L’appel au dialogue lancé par le président congolais Félix Tshisekedi à son homologue rwandais Paul Kagame pour une paix durable à l’Est du pays continue de susciter de vives réactions au sein de la classe politique congolaise, notamment dans les rangs de l’opposition.
Quelques heures après cette déclaration, plusieurs leaders politiques ont dénoncé ce qu’ils qualifient de « posture incohérente » du chef de l’État congolais face à Kigali, accusé de soutenir les rebelles du M23 actifs dans l’Est de la République démocratique du Congo.
L’opposition dénonce une initiative “hors-sol”
Pour Olivier Kamitatu, cadre de la plateforme Lamuka et porte-parole de Moïse Katumbi, la démarche du président Tshisekedi serait mal orientée.
« La main que le président congolais doit tendre n’est pas vers les puissances étrangères, mais vers les siens, vers ces millions d’hommes et de femmes qu’il a exclus, réprimés, oubliés », a-t-il déclaré.
Lire aussi: Washington : Tshisekedi et Kagame attendus pour signer un accord de paix sur la RDC
Selon lui, seule un dialogue inclusif interne, tel qu’appelé de leurs vœux par la CENCO et l’ECC, peut ramener une paix véritable en RDC :
« La seule paix qui vaille ne viendra ni des monologues présidentiels ni des promesses de circonstance, mais d’un dialogue inclusif. Refuser le dialogue, c’est condamner une nation tout entière à l’épuisement », a ajouté Kamitatu.
Le porte-parole de Katumbi a également fustigé ce qu’il considère comme une stratégie de communication :
« Il parle de “paix des braves”, il répète “je tends la main”. Des mots vides, récités comme une prière sans foi. À la veille de l’annonce du Prix Nobel de la Paix, il cherche à séduire en adoptant la posture du sage. Mais la vérité finit toujours par percer : son problème n’est pas à l’étranger, il est au Congo. »
Il a par ailleurs exhorté le président Tshisekedi à lutter d’abord contre la corruption et le pillage des ressources nationales :
« Qu’il commence par mettre fin au pillage du coltan, du cobalt et des minerais stratégiques… Qu’il se décide enfin à nourrir son peuple, à lui donner des routes, de l’eau, de l’électricité — bref, une vie digne ! »
Kabund et Sesanga parlent d’incohérence et de légèreté
Une réaction de surprise mêlée d’indignation est également venue de Jean-Marc Kabund, président de l’Alliance pour le Changement et ancien cadre de l’UDPS, le parti présidentiel.
« Je viens de regarder une vidéo dans laquelle le Chef de l’État s’exprime lors d’un forum international. Dites-moi que ce n’est pas vrai, ce que je viens d’entendre.
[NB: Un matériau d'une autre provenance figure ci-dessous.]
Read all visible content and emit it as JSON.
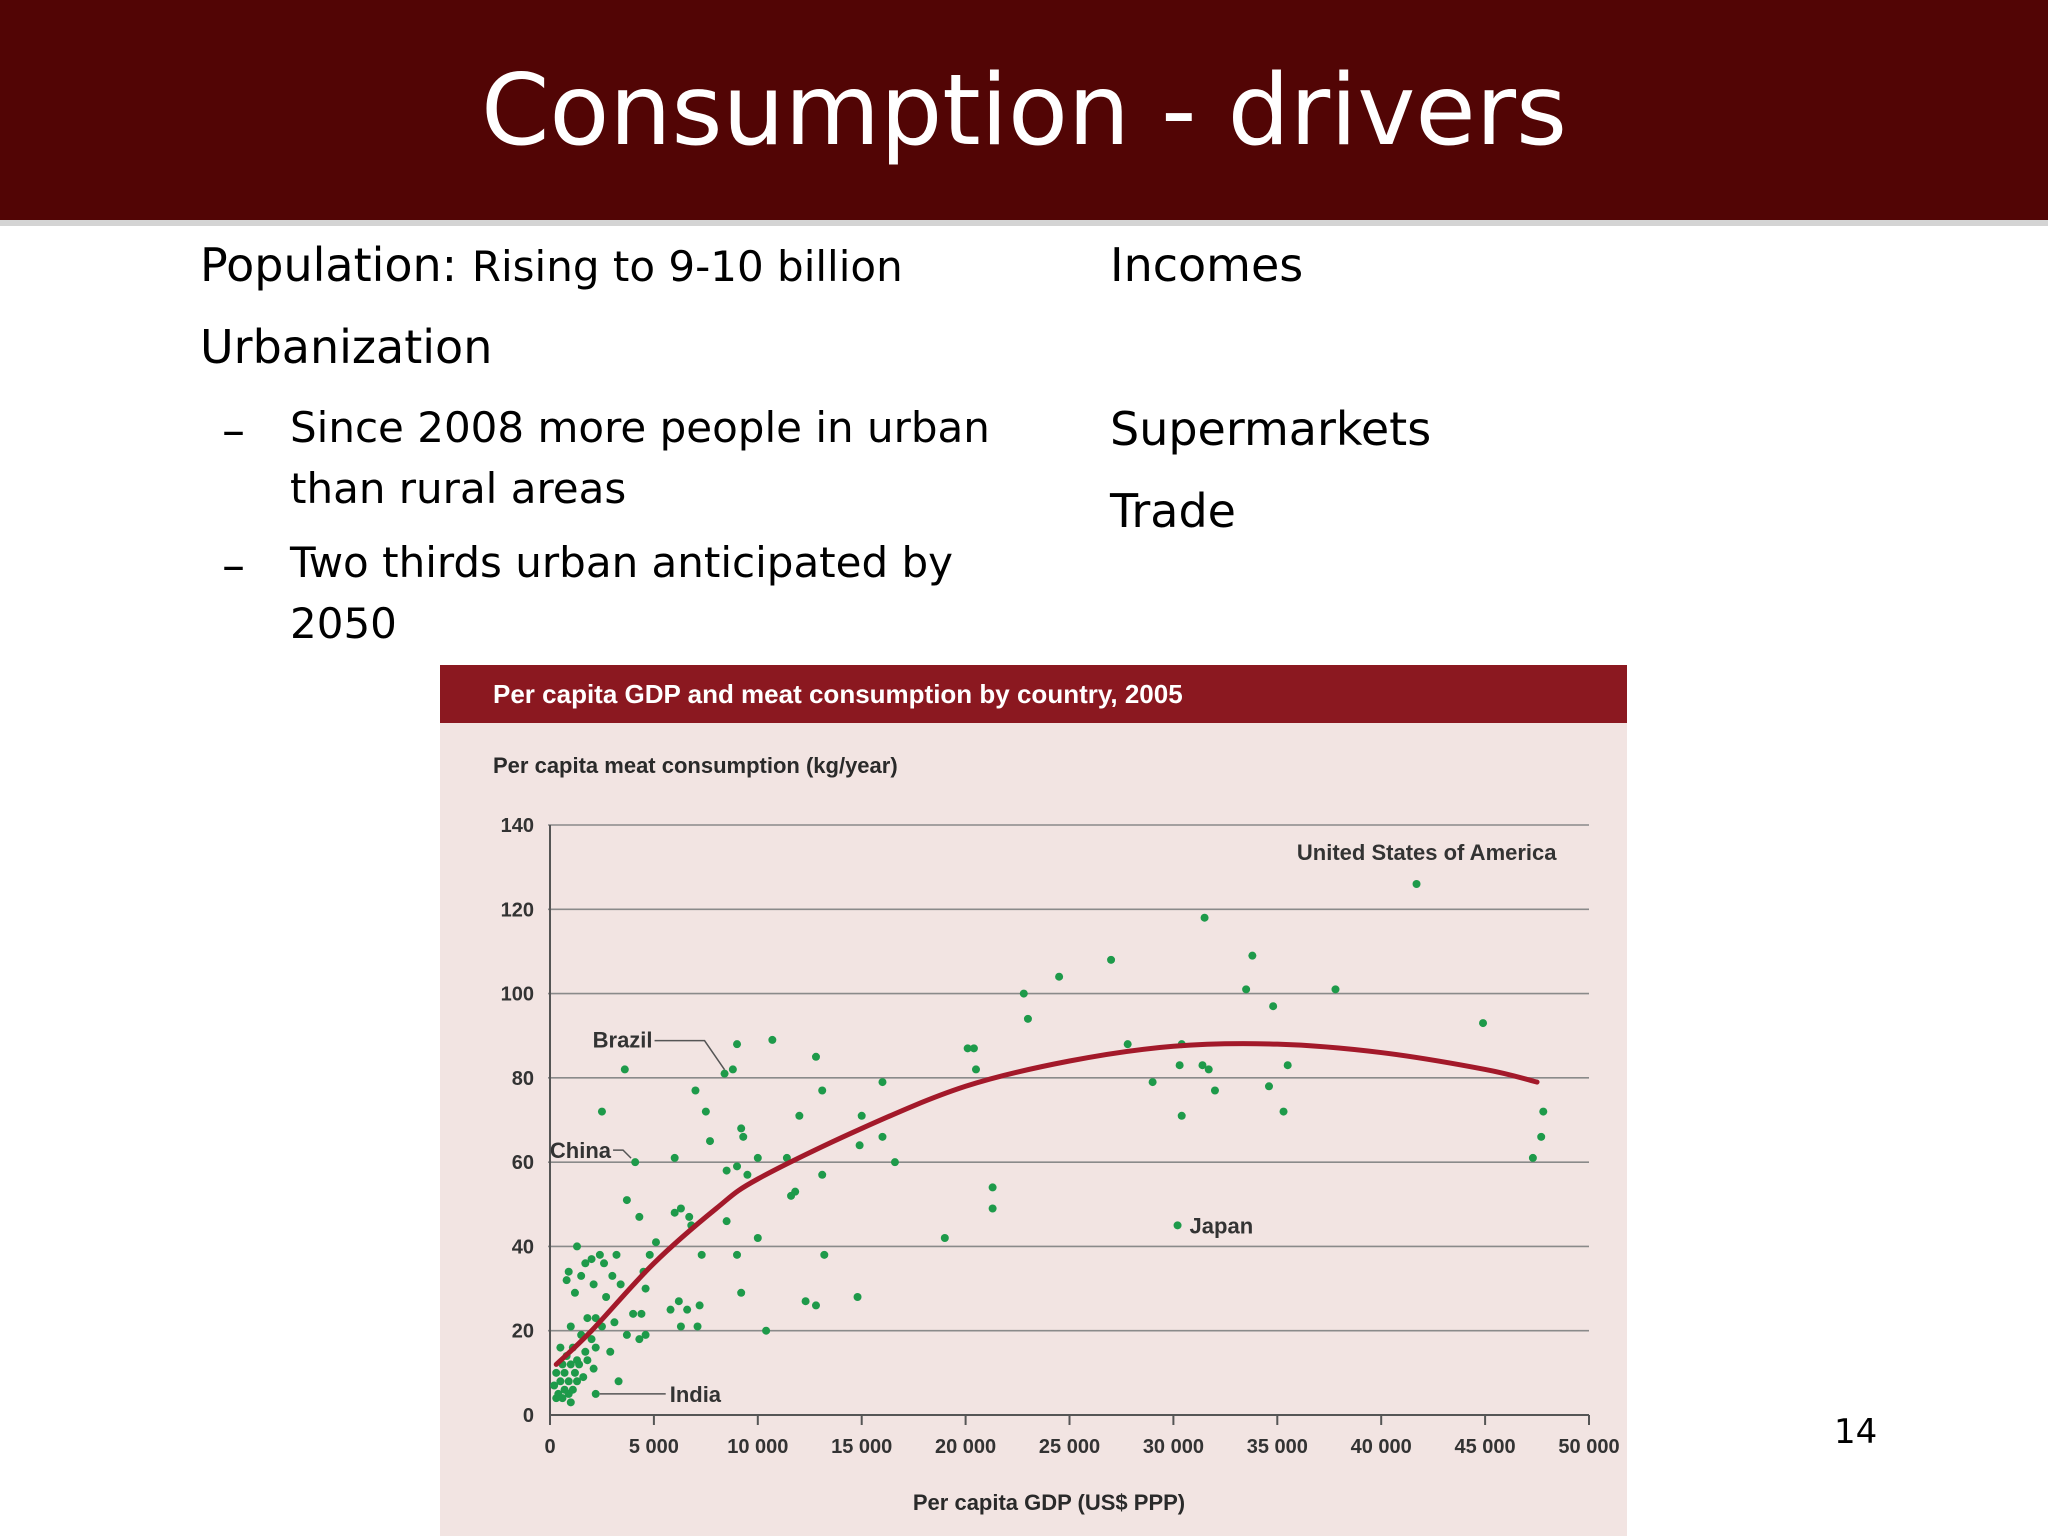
{
  "slide": {
    "title": "Consumption - drivers",
    "left": {
      "population_label": "Population:",
      "population_text": "Rising to 9-10 billion",
      "urbanization_label": "Urbanization",
      "bullet_symbol": "–",
      "bullets": [
        "Since 2008 more people in urban than rural areas",
        "Two thirds urban anticipated by 2050"
      ]
    },
    "right": {
      "items": [
        "Incomes",
        "Supermarkets",
        "Trade"
      ]
    },
    "page_number": "14"
  },
  "colors": {
    "header": "#520505",
    "chart_title_bar": "#8b1820",
    "chart_bg": "#f2e4e2",
    "points": "#1e9a4a",
    "trend": "#a3192a"
  },
  "chart_data": {
    "type": "scatter",
    "title": "Per capita GDP and meat consumption by country, 2005",
    "xlabel": "Per capita GDP (US$ PPP)",
    "ylabel": "Per capita meat consumption (kg/year)",
    "xlim": [
      0,
      50000
    ],
    "ylim": [
      0,
      140
    ],
    "x_ticks": [
      0,
      5000,
      10000,
      15000,
      20000,
      25000,
      30000,
      35000,
      40000,
      45000,
      50000
    ],
    "x_tick_labels": [
      "0",
      "5 000",
      "10 000",
      "15 000",
      "20 000",
      "25 000",
      "30 000",
      "35 000",
      "40 000",
      "45 000",
      "50 000"
    ],
    "y_ticks": [
      0,
      20,
      40,
      60,
      80,
      100,
      120,
      140
    ],
    "y_tick_labels": [
      "0",
      "20",
      "40",
      "60",
      "80",
      "100",
      "120",
      "140"
    ],
    "grid": "horizontal",
    "annotations": [
      {
        "label": "United States of America",
        "x": 41700,
        "y": 126
      },
      {
        "label": "Brazil",
        "x": 8400,
        "y": 81
      },
      {
        "label": "China",
        "x": 3900,
        "y": 60
      },
      {
        "label": "India",
        "x": 2200,
        "y": 5
      },
      {
        "label": "Japan",
        "x": 30200,
        "y": 45
      }
    ],
    "trend": {
      "name": "",
      "points": [
        [
          300,
          12
        ],
        [
          2000,
          20
        ],
        [
          5000,
          36
        ],
        [
          8000,
          49
        ],
        [
          10000,
          56
        ],
        [
          15000,
          68
        ],
        [
          20000,
          78
        ],
        [
          25000,
          84
        ],
        [
          30000,
          87.5
        ],
        [
          35000,
          88
        ],
        [
          40000,
          86
        ],
        [
          45000,
          82
        ],
        [
          47500,
          79
        ]
      ]
    },
    "points": [
      [
        41700,
        126
      ],
      [
        31500,
        118
      ],
      [
        33800,
        109
      ],
      [
        27000,
        108
      ],
      [
        24500,
        104
      ],
      [
        33500,
        101
      ],
      [
        37800,
        101
      ],
      [
        22800,
        100
      ],
      [
        34800,
        97
      ],
      [
        23000,
        94
      ],
      [
        44900,
        93
      ],
      [
        10700,
        89
      ],
      [
        9000,
        88
      ],
      [
        27800,
        88
      ],
      [
        30400,
        88
      ],
      [
        20100,
        87
      ],
      [
        20400,
        87
      ],
      [
        12800,
        85
      ],
      [
        20500,
        82
      ],
      [
        30300,
        83
      ],
      [
        31400,
        83
      ],
      [
        31700,
        82
      ],
      [
        35500,
        83
      ],
      [
        3600,
        82
      ],
      [
        8400,
        81
      ],
      [
        8800,
        82
      ],
      [
        16000,
        79
      ],
      [
        29000,
        79
      ],
      [
        32000,
        77
      ],
      [
        34600,
        78
      ],
      [
        7000,
        77
      ],
      [
        13100,
        77
      ],
      [
        2500,
        72
      ],
      [
        35300,
        72
      ],
      [
        47800,
        72
      ],
      [
        7500,
        72
      ],
      [
        9200,
        68
      ],
      [
        12000,
        71
      ],
      [
        15000,
        71
      ],
      [
        30400,
        71
      ],
      [
        9300,
        66
      ],
      [
        16000,
        66
      ],
      [
        7700,
        65
      ],
      [
        47700,
        66
      ],
      [
        14900,
        64
      ],
      [
        4100,
        60
      ],
      [
        10000,
        61
      ],
      [
        11400,
        61
      ],
      [
        6000,
        61
      ],
      [
        16600,
        60
      ],
      [
        47300,
        61
      ],
      [
        9000,
        59
      ],
      [
        8500,
        58
      ],
      [
        9500,
        57
      ],
      [
        13100,
        57
      ],
      [
        21300,
        54
      ],
      [
        11600,
        52
      ],
      [
        11800,
        53
      ],
      [
        3700,
        51
      ],
      [
        21300,
        49
      ],
      [
        6000,
        48
      ],
      [
        6300,
        49
      ],
      [
        6700,
        47
      ],
      [
        4300,
        47
      ],
      [
        8500,
        46
      ],
      [
        6800,
        45
      ],
      [
        19000,
        42
      ],
      [
        10000,
        42
      ],
      [
        5100,
        41
      ],
      [
        1300,
        40
      ],
      [
        3200,
        38
      ],
      [
        2400,
        38
      ],
      [
        4800,
        38
      ],
      [
        7300,
        38
      ],
      [
        9000,
        38
      ],
      [
        13200,
        38
      ],
      [
        1700,
        36
      ],
      [
        2000,
        37
      ],
      [
        2600,
        36
      ],
      [
        900,
        34
      ],
      [
        1500,
        33
      ],
      [
        3000,
        33
      ],
      [
        4500,
        34
      ],
      [
        800,
        32
      ],
      [
        2100,
        31
      ],
      [
        3400,
        31
      ],
      [
        4600,
        30
      ],
      [
        1200,
        29
      ],
      [
        9200,
        29
      ],
      [
        14800,
        28
      ],
      [
        2700,
        28
      ],
      [
        6200,
        27
      ],
      [
        12300,
        27
      ],
      [
        12800,
        26
      ],
      [
        7200,
        26
      ],
      [
        5800,
        25
      ],
      [
        6600,
        25
      ],
      [
        4400,
        24
      ],
      [
        4000,
        24
      ],
      [
        1800,
        23
      ],
      [
        2200,
        23
      ],
      [
        3100,
        22
      ],
      [
        1000,
        21
      ],
      [
        2500,
        21
      ],
      [
        6300,
        21
      ],
      [
        7100,
        21
      ],
      [
        10400,
        20
      ],
      [
        3700,
        19
      ],
      [
        4600,
        19
      ],
      [
        1500,
        19
      ],
      [
        2000,
        18
      ],
      [
        4300,
        18
      ],
      [
        500,
        16
      ],
      [
        1100,
        16
      ],
      [
        2200,
        16
      ],
      [
        1700,
        15
      ],
      [
        2900,
        15
      ],
      [
        800,
        14
      ],
      [
        1300,
        13
      ],
      [
        1800,
        13
      ],
      [
        600,
        12
      ],
      [
        1000,
        12
      ],
      [
        1400,
        12
      ],
      [
        2100,
        11
      ],
      [
        300,
        10
      ],
      [
        700,
        10
      ],
      [
        1200,
        10
      ],
      [
        1600,
        9
      ],
      [
        500,
        8
      ],
      [
        900,
        8
      ],
      [
        1300,
        8
      ],
      [
        3300,
        8
      ],
      [
        200,
        7
      ],
      [
        700,
        6
      ],
      [
        1100,
        6
      ],
      [
        400,
        5
      ],
      [
        900,
        5
      ],
      [
        2200,
        5
      ],
      [
        600,
        4
      ],
      [
        300,
        4
      ],
      [
        1000,
        3
      ]
    ]
  }
}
Si cela l’est, je me demande : dans quoi sommes-nous ? », a-t-il déclaré.
De son côté, Delly Sesanga, député national et président du parti Ensemble pour la République, a dénoncé un manque de cohérence dans la diplomatie congolaise.
« De la moindre escarmouche à ça… Tout ça pour ça ! Où est le sérieux ? Où est la ligne ? Le gâchis incarné. Un président à géométrie variable, qui change de position au gré des applaudissements et des voyages, n’inspire ni confiance ni respect. Le Congo mérite sans doute mieux. »
La main tendue de Félix Tshisekedi n’a pas seulement provoqué des remous à Kinshasa. À Kigali aussi, le chef de la diplomatie rwandaise a réagi en termes critiques, estimant que la démarche du président congolais manquait de clarté et de sincérité.
Ces échanges interviennent dans un contexte de fortes tensions régionales, alors que Kinshasa et plusieurs capitales africaines et occidentales accusent le Rwanda de soutenir activement la rébellion du M23, responsable de violences et de déplacements massifs dans l’Est du pays.
Malgré les critiques, Félix Tshisekedi a réaffirmé sa volonté d’explorer toutes les voies diplomatiques possibles pour restaurer la paix, estimant que « la guerre ne peut pas être une solution permanente ».